Trump again nominated Myers in January 2018, but the Senate did not vote on his nomination in time. He has now been nominated to the position for a third time.
Between his second and third nomination, Myers resigned from AccuWeather and sold his shares in the company. It was also during this time that the company settled its sexual harassment claims.
Although it is unclear how much Myers was involved in or aware of the sexual harassment incidences described by the Labor Department, he was head of the company during the time the incidents allegedly occurred and at the time the company agreed to pay the hefty settlement. As part of the settlement agreement, AccuWeather pledged it would create a workplace culture that did not tolerate harassment or discrimination.
Earlier this month, Myers’ nomination was approved by the Senate Commerce Committee; it is now up to Senate Majority Leader Mitch McConnell (R-KY) to call a floor vote.
The full Senate typically does not question nominees once committees have approved them.
If Myers is confirmed, he will head a government agency that — like AccuWeather — has faced allegations of sexual harassment and, after years of inaction, took concrete steps to improve the work environment.

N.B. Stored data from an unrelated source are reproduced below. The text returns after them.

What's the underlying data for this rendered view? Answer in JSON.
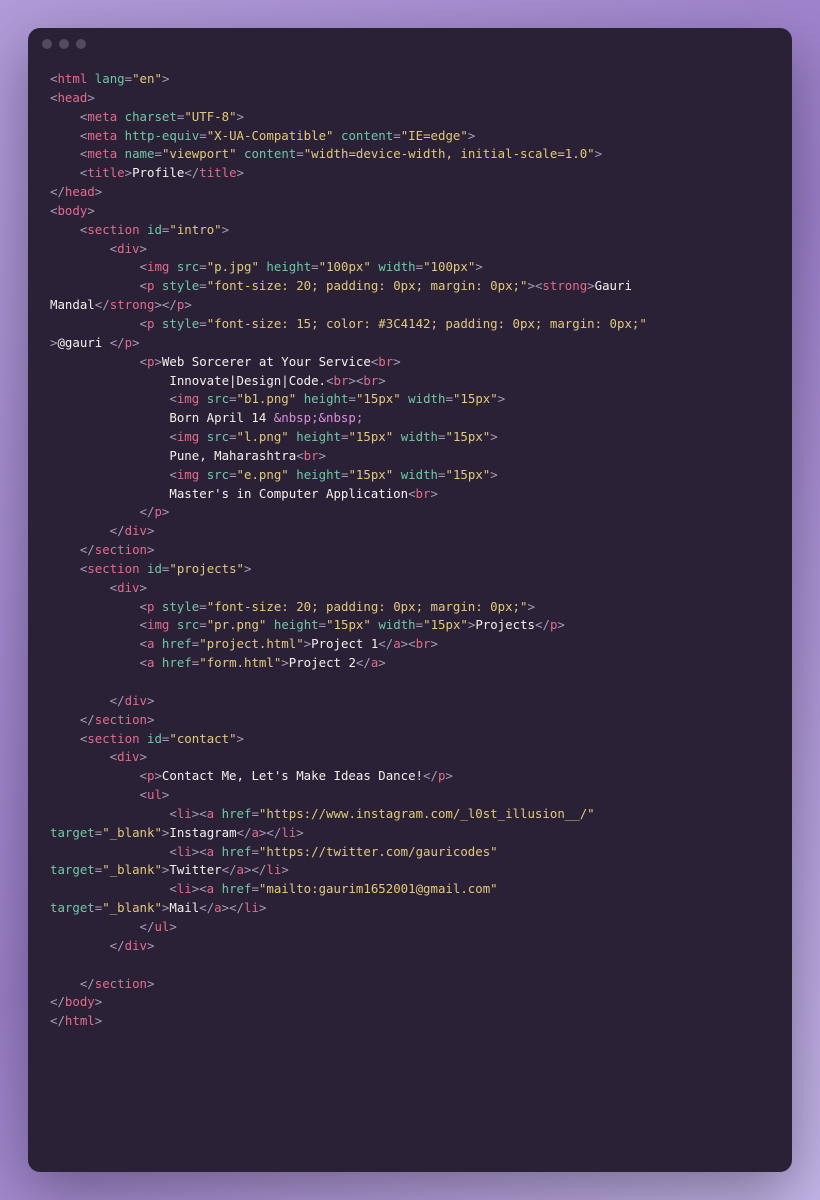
{
  "lines": [
    [
      [
        "c-punc",
        "<"
      ],
      [
        "c-tag",
        "html"
      ],
      [
        "c-punc",
        " "
      ],
      [
        "c-attr",
        "lang"
      ],
      [
        "c-punc",
        "="
      ],
      [
        "c-str",
        "\"en\""
      ],
      [
        "c-punc",
        ">"
      ]
    ],
    [
      [
        "c-punc",
        "<"
      ],
      [
        "c-tag",
        "head"
      ],
      [
        "c-punc",
        ">"
      ]
    ],
    [
      [
        "c-punc",
        "    <"
      ],
      [
        "c-tag",
        "meta"
      ],
      [
        "c-punc",
        " "
      ],
      [
        "c-attr",
        "charset"
      ],
      [
        "c-punc",
        "="
      ],
      [
        "c-str",
        "\"UTF-8\""
      ],
      [
        "c-punc",
        ">"
      ]
    ],
    [
      [
        "c-punc",
        "    <"
      ],
      [
        "c-tag",
        "meta"
      ],
      [
        "c-punc",
        " "
      ],
      [
        "c-attr",
        "http-equiv"
      ],
      [
        "c-punc",
        "="
      ],
      [
        "c-str",
        "\"X-UA-Compatible\""
      ],
      [
        "c-punc",
        " "
      ],
      [
        "c-attr",
        "content"
      ],
      [
        "c-punc",
        "="
      ],
      [
        "c-str",
        "\"IE=edge\""
      ],
      [
        "c-punc",
        ">"
      ]
    ],
    [
      [
        "c-punc",
        "    <"
      ],
      [
        "c-tag",
        "meta"
      ],
      [
        "c-punc",
        " "
      ],
      [
        "c-attr",
        "name"
      ],
      [
        "c-punc",
        "="
      ],
      [
        "c-str",
        "\"viewport\""
      ],
      [
        "c-punc",
        " "
      ],
      [
        "c-attr",
        "content"
      ],
      [
        "c-punc",
        "="
      ],
      [
        "c-str",
        "\"width=device-width, initial-scale=1.0\""
      ],
      [
        "c-punc",
        ">"
      ]
    ],
    [
      [
        "c-punc",
        "    <"
      ],
      [
        "c-tag",
        "title"
      ],
      [
        "c-punc",
        ">"
      ],
      [
        "c-text",
        "Profile"
      ],
      [
        "c-punc",
        "</"
      ],
      [
        "c-tag",
        "title"
      ],
      [
        "c-punc",
        ">"
      ]
    ],
    [
      [
        "c-punc",
        "</"
      ],
      [
        "c-tag",
        "head"
      ],
      [
        "c-punc",
        ">"
      ]
    ],
    [
      [
        "c-punc",
        "<"
      ],
      [
        "c-tag",
        "body"
      ],
      [
        "c-punc",
        ">"
      ]
    ],
    [
      [
        "c-punc",
        "    <"
      ],
      [
        "c-tag",
        "section"
      ],
      [
        "c-punc",
        " "
      ],
      [
        "c-attr",
        "id"
      ],
      [
        "c-punc",
        "="
      ],
      [
        "c-str",
        "\"intro\""
      ],
      [
        "c-punc",
        ">"
      ]
    ],
    [
      [
        "c-punc",
        "        <"
      ],
      [
        "c-tag",
        "div"
      ],
      [
        "c-punc",
        ">"
      ]
    ],
    [
      [
        "c-punc",
        "            <"
      ],
      [
        "c-tag",
        "img"
      ],
      [
        "c-punc",
        " "
      ],
      [
        "c-attr",
        "src"
      ],
      [
        "c-punc",
        "="
      ],
      [
        "c-str",
        "\"p.jpg\""
      ],
      [
        "c-punc",
        " "
      ],
      [
        "c-attr",
        "height"
      ],
      [
        "c-punc",
        "="
      ],
      [
        "c-str",
        "\"100px\""
      ],
      [
        "c-punc",
        " "
      ],
      [
        "c-attr",
        "width"
      ],
      [
        "c-punc",
        "="
      ],
      [
        "c-str",
        "\"100px\""
      ],
      [
        "c-punc",
        ">"
      ]
    ],
    [
      [
        "c-punc",
        "            <"
      ],
      [
        "c-tag",
        "p"
      ],
      [
        "c-punc",
        " "
      ],
      [
        "c-attr",
        "style"
      ],
      [
        "c-punc",
        "="
      ],
      [
        "c-str",
        "\"font-size: 20; padding: 0px; margin: 0px;\""
      ],
      [
        "c-punc",
        "><"
      ],
      [
        "c-tag",
        "strong"
      ],
      [
        "c-punc",
        ">"
      ],
      [
        "c-text",
        "Gauri "
      ]
    ],
    [
      [
        "c-text",
        "Mandal"
      ],
      [
        "c-punc",
        "</"
      ],
      [
        "c-tag",
        "strong"
      ],
      [
        "c-punc",
        "></"
      ],
      [
        "c-tag",
        "p"
      ],
      [
        "c-punc",
        ">"
      ]
    ],
    [
      [
        "c-punc",
        "            <"
      ],
      [
        "c-tag",
        "p"
      ],
      [
        "c-punc",
        " "
      ],
      [
        "c-attr",
        "style"
      ],
      [
        "c-punc",
        "="
      ],
      [
        "c-str",
        "\"font-size: 15; color: #3C4142; padding: 0px; margin: 0px;\""
      ]
    ],
    [
      [
        "c-punc",
        ">"
      ],
      [
        "c-text",
        "@gauri "
      ],
      [
        "c-punc",
        "</"
      ],
      [
        "c-tag",
        "p"
      ],
      [
        "c-punc",
        ">"
      ]
    ],
    [
      [
        "c-punc",
        "            <"
      ],
      [
        "c-tag",
        "p"
      ],
      [
        "c-punc",
        ">"
      ],
      [
        "c-text",
        "Web Sorcerer at Your Service"
      ],
      [
        "c-punc",
        "<"
      ],
      [
        "c-tag",
        "br"
      ],
      [
        "c-punc",
        ">"
      ]
    ],
    [
      [
        "c-text",
        "                Innovate|Design|Code."
      ],
      [
        "c-punc",
        "<"
      ],
      [
        "c-tag",
        "br"
      ],
      [
        "c-punc",
        "><"
      ],
      [
        "c-tag",
        "br"
      ],
      [
        "c-punc",
        ">"
      ]
    ],
    [
      [
        "c-punc",
        "                <"
      ],
      [
        "c-tag",
        "img"
      ],
      [
        "c-punc",
        " "
      ],
      [
        "c-attr",
        "src"
      ],
      [
        "c-punc",
        "="
      ],
      [
        "c-str",
        "\"b1.png\""
      ],
      [
        "c-punc",
        " "
      ],
      [
        "c-attr",
        "height"
      ],
      [
        "c-punc",
        "="
      ],
      [
        "c-str",
        "\"15px\""
      ],
      [
        "c-punc",
        " "
      ],
      [
        "c-attr",
        "width"
      ],
      [
        "c-punc",
        "="
      ],
      [
        "c-str",
        "\"15px\""
      ],
      [
        "c-punc",
        ">"
      ]
    ],
    [
      [
        "c-text",
        "                Born April 14 "
      ],
      [
        "c-ent",
        "&nbsp;&nbsp;"
      ]
    ],
    [
      [
        "c-punc",
        "                <"
      ],
      [
        "c-tag",
        "img"
      ],
      [
        "c-punc",
        " "
      ],
      [
        "c-attr",
        "src"
      ],
      [
        "c-punc",
        "="
      ],
      [
        "c-str",
        "\"l.png\""
      ],
      [
        "c-punc",
        " "
      ],
      [
        "c-attr",
        "height"
      ],
      [
        "c-punc",
        "="
      ],
      [
        "c-str",
        "\"15px\""
      ],
      [
        "c-punc",
        " "
      ],
      [
        "c-attr",
        "width"
      ],
      [
        "c-punc",
        "="
      ],
      [
        "c-str",
        "\"15px\""
      ],
      [
        "c-punc",
        ">"
      ]
    ],
    [
      [
        "c-text",
        "                Pune, Maharashtra"
      ],
      [
        "c-punc",
        "<"
      ],
      [
        "c-tag",
        "br"
      ],
      [
        "c-punc",
        ">"
      ]
    ],
    [
      [
        "c-punc",
        "                <"
      ],
      [
        "c-tag",
        "img"
      ],
      [
        "c-punc",
        " "
      ],
      [
        "c-attr",
        "src"
      ],
      [
        "c-punc",
        "="
      ],
      [
        "c-str",
        "\"e.png\""
      ],
      [
        "c-punc",
        " "
      ],
      [
        "c-attr",
        "height"
      ],
      [
        "c-punc",
        "="
      ],
      [
        "c-str",
        "\"15px\""
      ],
      [
        "c-punc",
        " "
      ],
      [
        "c-attr",
        "width"
      ],
      [
        "c-punc",
        "="
      ],
      [
        "c-str",
        "\"15px\""
      ],
      [
        "c-punc",
        ">"
      ]
    ],
    [
      [
        "c-text",
        "                Master's in Computer Application"
      ],
      [
        "c-punc",
        "<"
      ],
      [
        "c-tag",
        "br"
      ],
      [
        "c-punc",
        ">"
      ]
    ],
    [
      [
        "c-punc",
        "            </"
      ],
      [
        "c-tag",
        "p"
      ],
      [
        "c-punc",
        ">"
      ]
    ],
    [
      [
        "c-punc",
        "        </"
      ],
      [
        "c-tag",
        "div"
      ],
      [
        "c-punc",
        ">"
      ]
    ],
    [
      [
        "c-punc",
        "    </"
      ],
      [
        "c-tag",
        "section"
      ],
      [
        "c-punc",
        ">"
      ]
    ],
    [
      [
        "c-punc",
        "    <"
      ],
      [
        "c-tag",
        "section"
      ],
      [
        "c-punc",
        " "
      ],
      [
        "c-attr",
        "id"
      ],
      [
        "c-punc",
        "="
      ],
      [
        "c-str",
        "\"projects\""
      ],
      [
        "c-punc",
        ">"
      ]
    ],
    [
      [
        "c-punc",
        "        <"
      ],
      [
        "c-tag",
        "div"
      ],
      [
        "c-punc",
        ">"
      ]
    ],
    [
      [
        "c-punc",
        "            <"
      ],
      [
        "c-tag",
        "p"
      ],
      [
        "c-punc",
        " "
      ],
      [
        "c-attr",
        "style"
      ],
      [
        "c-punc",
        "="
      ],
      [
        "c-str",
        "\"font-size: 20; padding: 0px; margin: 0px;\""
      ],
      [
        "c-punc",
        ">"
      ]
    ],
    [
      [
        "c-punc",
        "            <"
      ],
      [
        "c-tag",
        "img"
      ],
      [
        "c-punc",
        " "
      ],
      [
        "c-attr",
        "src"
      ],
      [
        "c-punc",
        "="
      ],
      [
        "c-str",
        "\"pr.png\""
      ],
      [
        "c-punc",
        " "
      ],
      [
        "c-attr",
        "height"
      ],
      [
        "c-punc",
        "="
      ],
      [
        "c-str",
        "\"15px\""
      ],
      [
        "c-punc",
        " "
      ],
      [
        "c-attr",
        "width"
      ],
      [
        "c-punc",
        "="
      ],
      [
        "c-str",
        "\"15px\""
      ],
      [
        "c-punc",
        ">"
      ],
      [
        "c-text",
        "Projects"
      ],
      [
        "c-punc",
        "</"
      ],
      [
        "c-tag",
        "p"
      ],
      [
        "c-punc",
        ">"
      ]
    ],
    [
      [
        "c-punc",
        "            <"
      ],
      [
        "c-tag",
        "a"
      ],
      [
        "c-punc",
        " "
      ],
      [
        "c-attr",
        "href"
      ],
      [
        "c-punc",
        "="
      ],
      [
        "c-str",
        "\"project.html\""
      ],
      [
        "c-punc",
        ">"
      ],
      [
        "c-text",
        "Project 1"
      ],
      [
        "c-punc",
        "</"
      ],
      [
        "c-tag",
        "a"
      ],
      [
        "c-punc",
        "><"
      ],
      [
        "c-tag",
        "br"
      ],
      [
        "c-punc",
        ">"
      ]
    ],
    [
      [
        "c-punc",
        "            <"
      ],
      [
        "c-tag",
        "a"
      ],
      [
        "c-punc",
        " "
      ],
      [
        "c-attr",
        "href"
      ],
      [
        "c-punc",
        "="
      ],
      [
        "c-str",
        "\"form.html\""
      ],
      [
        "c-punc",
        ">"
      ],
      [
        "c-text",
        "Project 2"
      ],
      [
        "c-punc",
        "</"
      ],
      [
        "c-tag",
        "a"
      ],
      [
        "c-punc",
        ">"
      ]
    ],
    [
      [
        "c-text",
        ""
      ]
    ],
    [
      [
        "c-punc",
        "        </"
      ],
      [
        "c-tag",
        "div"
      ],
      [
        "c-punc",
        ">"
      ]
    ],
    [
      [
        "c-punc",
        "    </"
      ],
      [
        "c-tag",
        "section"
      ],
      [
        "c-punc",
        ">"
      ]
    ],
    [
      [
        "c-punc",
        "    <"
      ],
      [
        "c-tag",
        "section"
      ],
      [
        "c-punc",
        " "
      ],
      [
        "c-attr",
        "id"
      ],
      [
        "c-punc",
        "="
      ],
      [
        "c-str",
        "\"contact\""
      ],
      [
        "c-punc",
        ">"
      ]
    ],
    [
      [
        "c-punc",
        "        <"
      ],
      [
        "c-tag",
        "div"
      ],
      [
        "c-punc",
        ">"
      ]
    ],
    [
      [
        "c-punc",
        "            <"
      ],
      [
        "c-tag",
        "p"
      ],
      [
        "c-punc",
        ">"
      ],
      [
        "c-text",
        "Contact Me, Let's Make Ideas Dance!"
      ],
      [
        "c-punc",
        "</"
      ],
      [
        "c-tag",
        "p"
      ],
      [
        "c-punc",
        ">"
      ]
    ],
    [
      [
        "c-punc",
        "            <"
      ],
      [
        "c-tag",
        "ul"
      ],
      [
        "c-punc",
        ">"
      ]
    ],
    [
      [
        "c-punc",
        "                <"
      ],
      [
        "c-tag",
        "li"
      ],
      [
        "c-punc",
        "><"
      ],
      [
        "c-tag",
        "a"
      ],
      [
        "c-punc",
        " "
      ],
      [
        "c-attr",
        "href"
      ],
      [
        "c-punc",
        "="
      ],
      [
        "c-str",
        "\"https://www.instagram.com/_l0st_illusion__/\""
      ],
      [
        "c-punc",
        " "
      ]
    ],
    [
      [
        "c-attr",
        "target"
      ],
      [
        "c-punc",
        "="
      ],
      [
        "c-str",
        "\"_blank\""
      ],
      [
        "c-punc",
        ">"
      ],
      [
        "c-text",
        "Instagram"
      ],
      [
        "c-punc",
        "</"
      ],
      [
        "c-tag",
        "a"
      ],
      [
        "c-punc",
        "></"
      ],
      [
        "c-tag",
        "li"
      ],
      [
        "c-punc",
        ">"
      ]
    ],
    [
      [
        "c-punc",
        "                <"
      ],
      [
        "c-tag",
        "li"
      ],
      [
        "c-punc",
        "><"
      ],
      [
        "c-tag",
        "a"
      ],
      [
        "c-punc",
        " "
      ],
      [
        "c-attr",
        "href"
      ],
      [
        "c-punc",
        "="
      ],
      [
        "c-str",
        "\"https://twitter.com/gauricodes\""
      ],
      [
        "c-punc",
        " "
      ]
    ],
    [
      [
        "c-attr",
        "target"
      ],
      [
        "c-punc",
        "="
      ],
      [
        "c-str",
        "\"_blank\""
      ],
      [
        "c-punc",
        ">"
      ],
      [
        "c-text",
        "Twitter"
      ],
      [
        "c-punc",
        "</"
      ],
      [
        "c-tag",
        "a"
      ],
      [
        "c-punc",
        "></"
      ],
      [
        "c-tag",
        "li"
      ],
      [
        "c-punc",
        ">"
      ]
    ],
    [
      [
        "c-punc",
        "                <"
      ],
      [
        "c-tag",
        "li"
      ],
      [
        "c-punc",
        "><"
      ],
      [
        "c-tag",
        "a"
      ],
      [
        "c-punc",
        " "
      ],
      [
        "c-attr",
        "href"
      ],
      [
        "c-punc",
        "="
      ],
      [
        "c-str",
        "\"mailto:gaurim1652001@gmail.com\""
      ],
      [
        "c-punc",
        " "
      ]
    ],
    [
      [
        "c-attr",
        "target"
      ],
      [
        "c-punc",
        "="
      ],
      [
        "c-str",
        "\"_blank\""
      ],
      [
        "c-punc",
        ">"
      ],
      [
        "c-text",
        "Mail"
      ],
      [
        "c-punc",
        "</"
      ],
      [
        "c-tag",
        "a"
      ],
      [
        "c-punc",
        "></"
      ],
      [
        "c-tag",
        "li"
      ],
      [
        "c-punc",
        ">"
      ]
    ],
    [
      [
        "c-punc",
        "            </"
      ],
      [
        "c-tag",
        "ul"
      ],
      [
        "c-punc",
        ">"
      ]
    ],
    [
      [
        "c-punc",
        "        </"
      ],
      [
        "c-tag",
        "div"
      ],
      [
        "c-punc",
        ">"
      ]
    ],
    [
      [
        "c-text",
        ""
      ]
    ],
    [
      [
        "c-punc",
        "    </"
      ],
      [
        "c-tag",
        "section"
      ],
      [
        "c-punc",
        ">"
      ]
    ],
    [
      [
        "c-punc",
        "</"
      ],
      [
        "c-tag",
        "body"
      ],
      [
        "c-punc",
        ">"
      ]
    ],
    [
      [
        "c-punc",
        "</"
      ],
      [
        "c-tag",
        "html"
      ],
      [
        "c-punc",
        ">"
      ]
    ]
  ]
}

In September 2015, a NOAA oceanographer complained that she had been repeatedly harassed aboard government scientific research vessels.

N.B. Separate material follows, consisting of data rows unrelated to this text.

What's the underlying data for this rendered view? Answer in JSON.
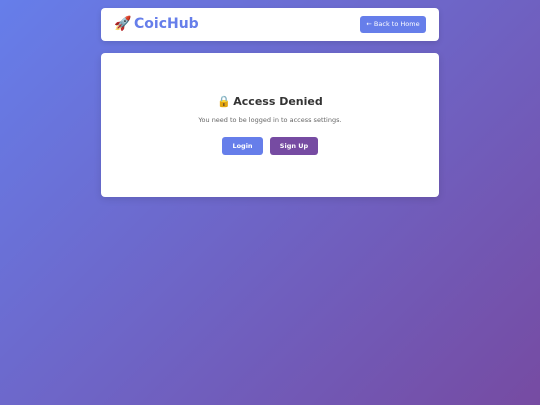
{
  "header": {
    "brand_icon": "🚀",
    "brand_icon_name": "rocket-icon",
    "brand_name": "CoicHub",
    "back_button_label": "← Back to Home"
  },
  "main": {
    "lock_icon": "🔒",
    "lock_icon_name": "lock-icon",
    "title": "Access Denied",
    "message": "You need to be logged in to access settings.",
    "login_label": "Login",
    "signup_label": "Sign Up"
  },
  "colors": {
    "gradient_start": "#667eea",
    "gradient_end": "#764ba2",
    "primary": "#667eea",
    "secondary": "#764ba2",
    "card_background": "#ffffff",
    "title_text": "#333333",
    "body_text": "#666666"
  }
}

“Try operating a half-million-dollar shipboard gyrocompass and multibeam sonar system while the captain of the boat shoves a meter stick between your legs, asking, ‘Are you moody because it’s that time of the month?’” Julia O’Hern described in a Washington Post op-ed.
But even though O’Hern reported some of the incidents to her superiors, she says NOAA ignored the allegations.
Instead of addressing the harassment, O’Hern wrote, a NOAA official suggested “that I should have just walked off the boat and refused to work. Of course, their employee had already threatened to fire me if I refused to work or spoke to anyone, and the whole point was that I wanted to do my job, not quit.
“It was soul-crushing to realize that I was expected to endure sexual harassment at sea as though it was no different than rough waters or long hours,” O’Hern wrote.
By the end of that year, both the House and Senate unanimously passed the “National Oceanic and Atmospheric Administration Sexual Harassment and Assault Prevention Act,” which then-President Barack Obama signed. The law required NOAA develop a policy to prevent and respond to sexual assault and harassment.